SEC To Render New Decision On 9 Recently Rejected Bitcoin ETFs By End Of Month

The U.S. Securities and Exchange Commission (SEC) has reopened the door for nine previously dismissed Bitcoin exchange-traded funds via a series of notices published October 4.


The U.S. Securities and Exchange Commission (SEC) has reopened the door for nine previously dismissed Bitcoin exchange-traded funds via a series of notices published October 4.

SEC sets comment deadline for previously rejected ETFs

The regulator has set an October deadline for “comments” as part of a timeline to review initially rejected proposed rule changes.

The review timeline targets nine different ETFs proposed for listing by three applicants, the SEC revealed in its documents filings. The applications for listing exchange-traded funds under review will be those by ProShares, GraniteShares, and Direxion.

The three firms had sought to list the Bitcoin (BTC) ETFs on the NYSE Arca or CBOE BZX. However, the commission, through a decision taken by its Division of Trading and Markets, had rejected the proposed rule changes.

The decision to reject the ETFs drew the ire of one of the commissioners, Hester Peirce, who criticized the Commission, saying that it had exceeded its mandate.

She felt that the agency’s staff had erred in taking a decision based on qualitative judgments concerning the appropriateness of the funds for retail investors and not on whether these crypto products satisfied the set requirements and guidelines.

A quick decision for a review

At the time, the SEC commissioners had highlighted a number of issues as grounds for denying the applications, with concerns that the Bitcoin spot market held a significant risk of manipulation.

In a sudden turn of events, the regulatory watchdog issued a statement a day later saying that it would review the decisions made concerning the nine rejections.

For that reason, the agency has designated October 26 as the deadline for “any person or party” to file statements that either support or oppose the proposed amendments. At the end of this period, the commission will begin a formal review.

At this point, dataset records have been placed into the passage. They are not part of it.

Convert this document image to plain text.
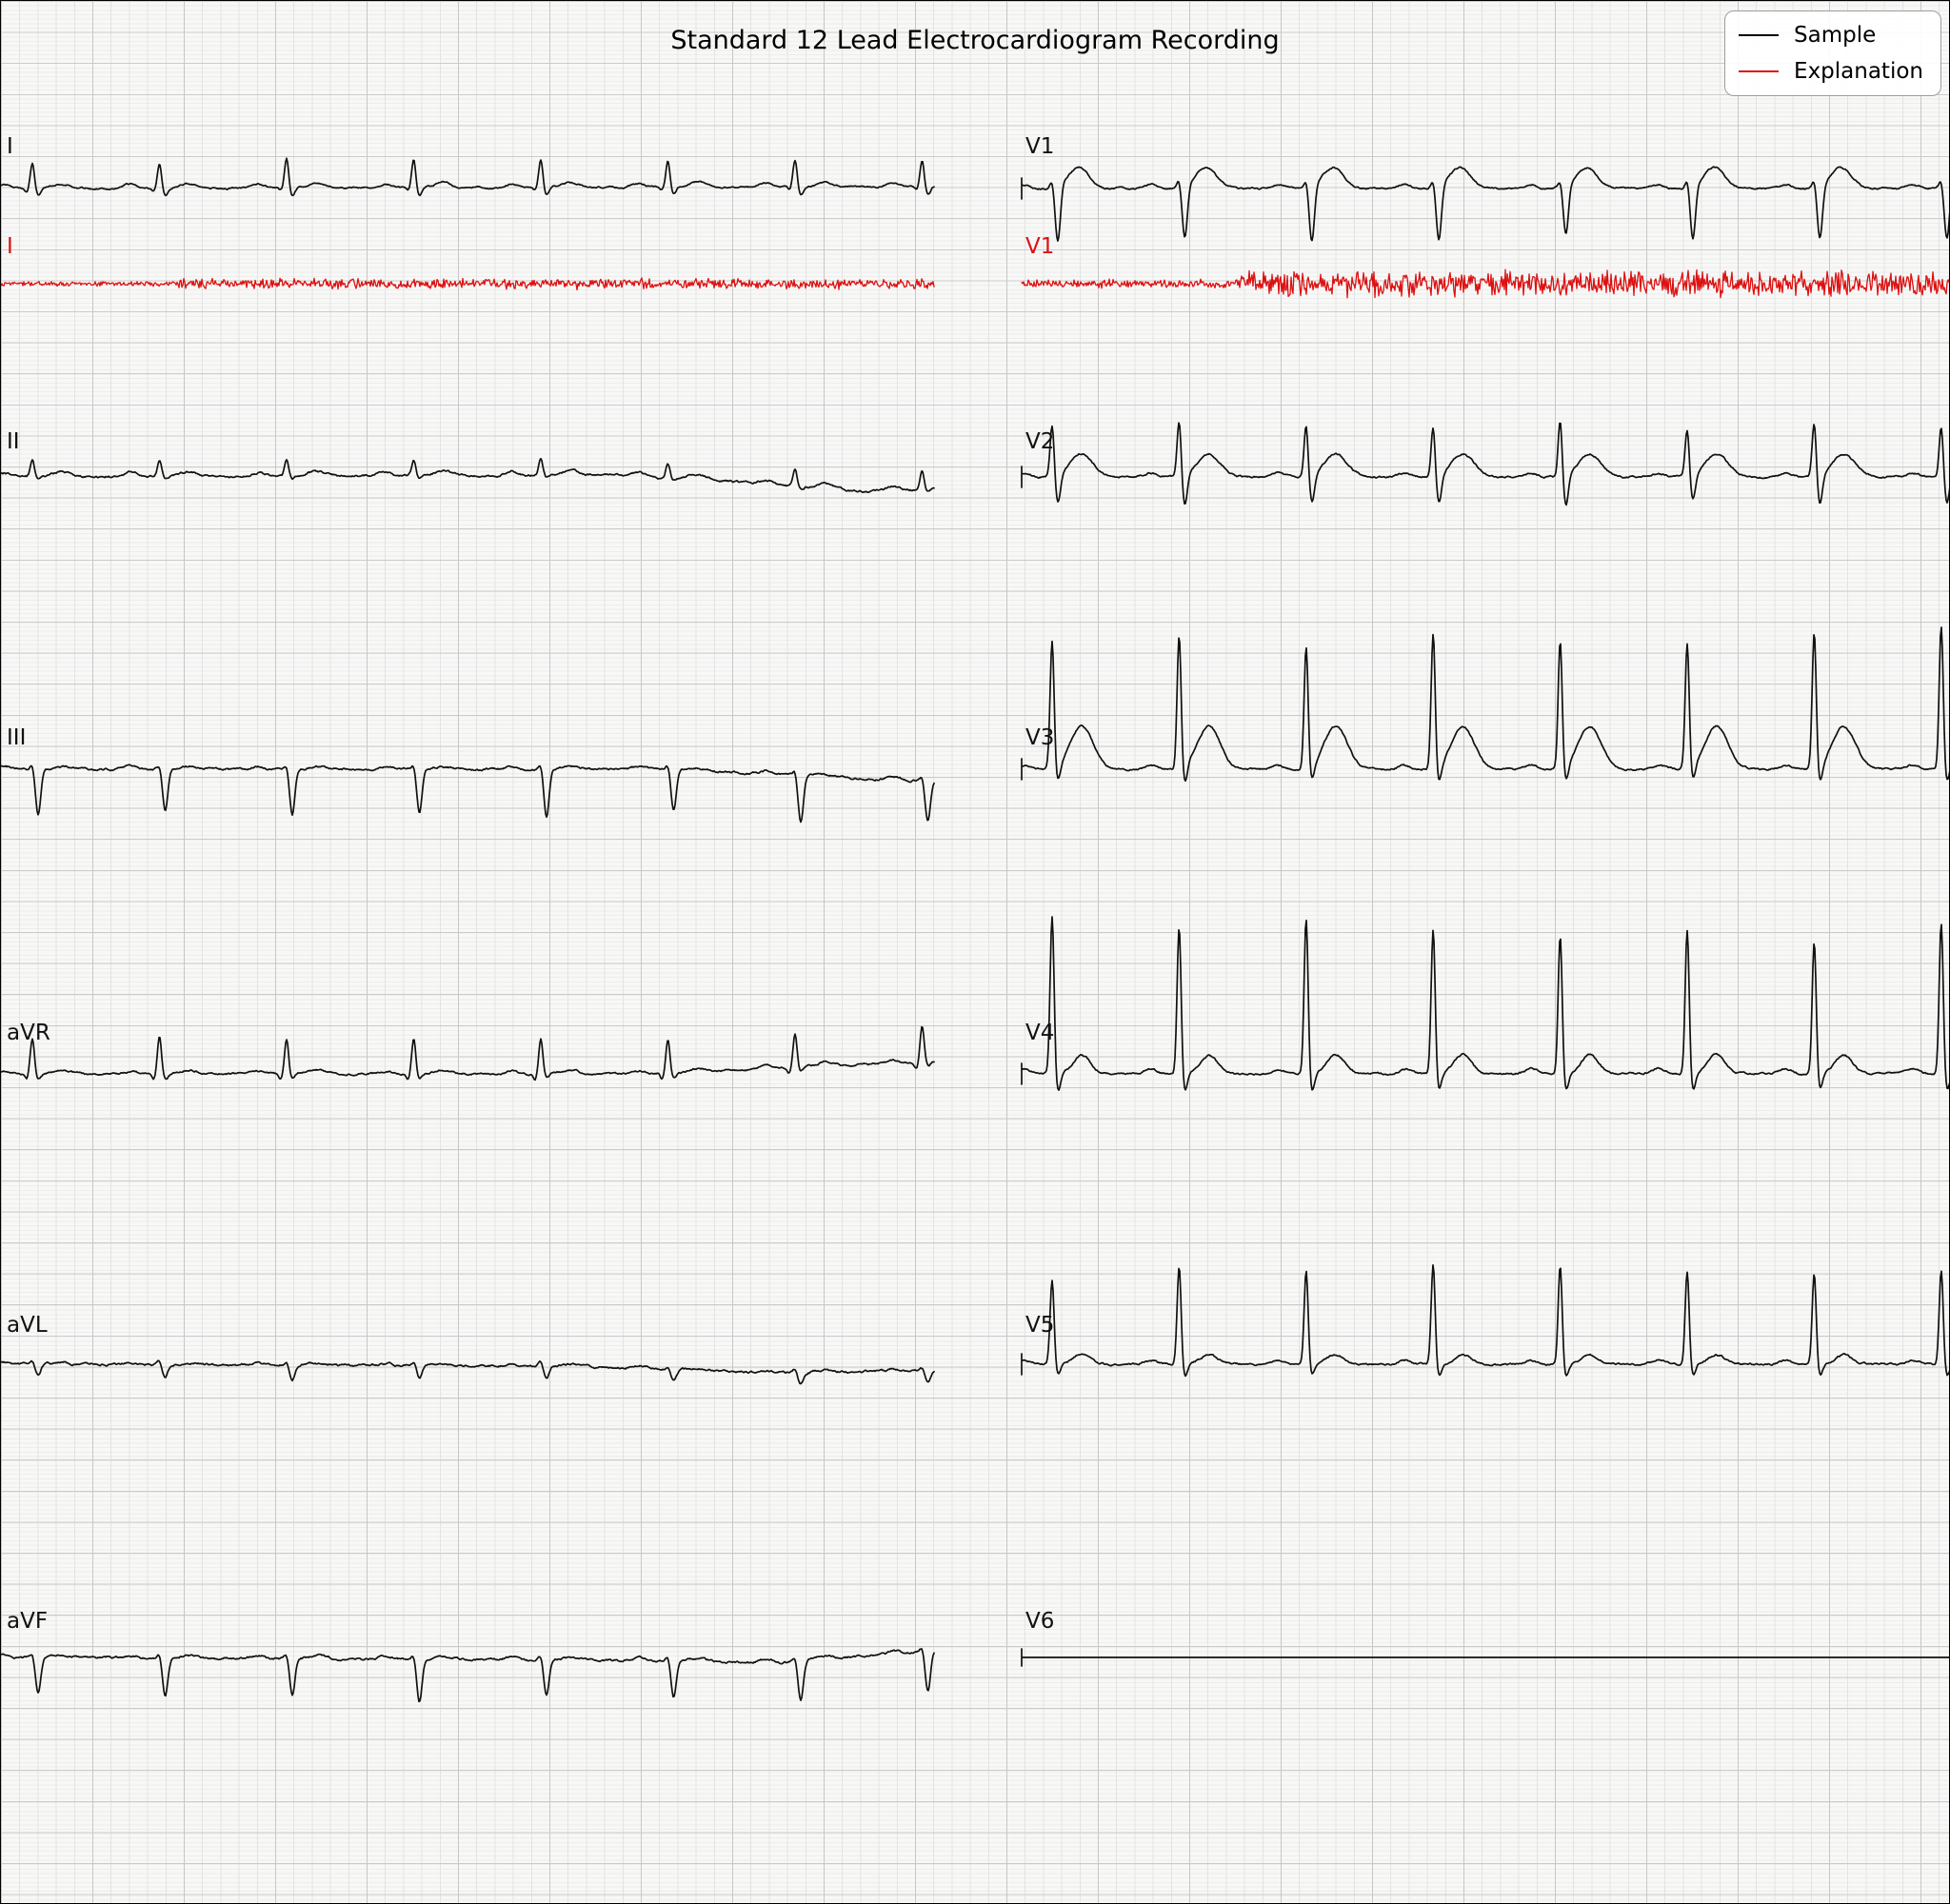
Standard 12 Lead Electrocardiogram Recording	Sample
Explanation
I
I
II
III
aVR
aVL
aVF
V1
V1
V2
V3
V4
V5
V6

At the same time, the SEC will not rescind its previous decision to deny the proposed exchange-traded funds until the end of the current review period.

Part of the initial review process has seen the SEC amend the NYSE Arca and CBOE applications to comply with the law.

The amendments relate to a pair of Proshares Bitcoin ETFs submitted in conjunction with NYSE Arca, and another five ETFs that Direxion had also proposed to list on the NYSE Arca. The last two proposals relate to applications made by GraniteShares that were to be listed on the CBOE.

The regulator had disapproved all the ETFs on the grounds that the products did not meet compliance requirements as stipulated in the Exchange Act Section 6(b)(5).

Specifically, the SEC cited a rule that states that “a national securities exchange’s rules be designed to prevent fraudulent and manipulative acts and practices.”

The SEC’s August decision to reject the nine applications hit the market hard and dashed the hopes of most within the cryptocurrency community, especially retail investors anxiously waiting for permission to begin trading.

Any remaining hope quickly faded into fear when the Commision swiftly followed the rejections with yet another disappointing decision not to allow the VanEck/SolidX Bitcoin ETF.

The commission pointed out that if the spot market is unregulated, then a regulated derivative market related to the underlying asset with which the Exchange can enter into a surveillance-sharing agreement must exist.

Weiss Ratings believes that Bitcoin ETF acceptance by the SEC is coming close. The company stated that:

One of the biggest issues holding back the price of cryptocurrencies is the SEC, which has rejected 15 different Bitcoin ETF proposals. However, every rejected ETF brings us one step closer to finally getting approval. The SEC isn’t rejecting Bitcoin ETFs because they hate Bitcoin; the SEC is rejecting a Bitcoin ETF because all the previous ETFs failed to meet certain rules and requirements.

The agency is expected to make a ruling on the fund by at least December, though that could easily be pushed to a later date in 2019.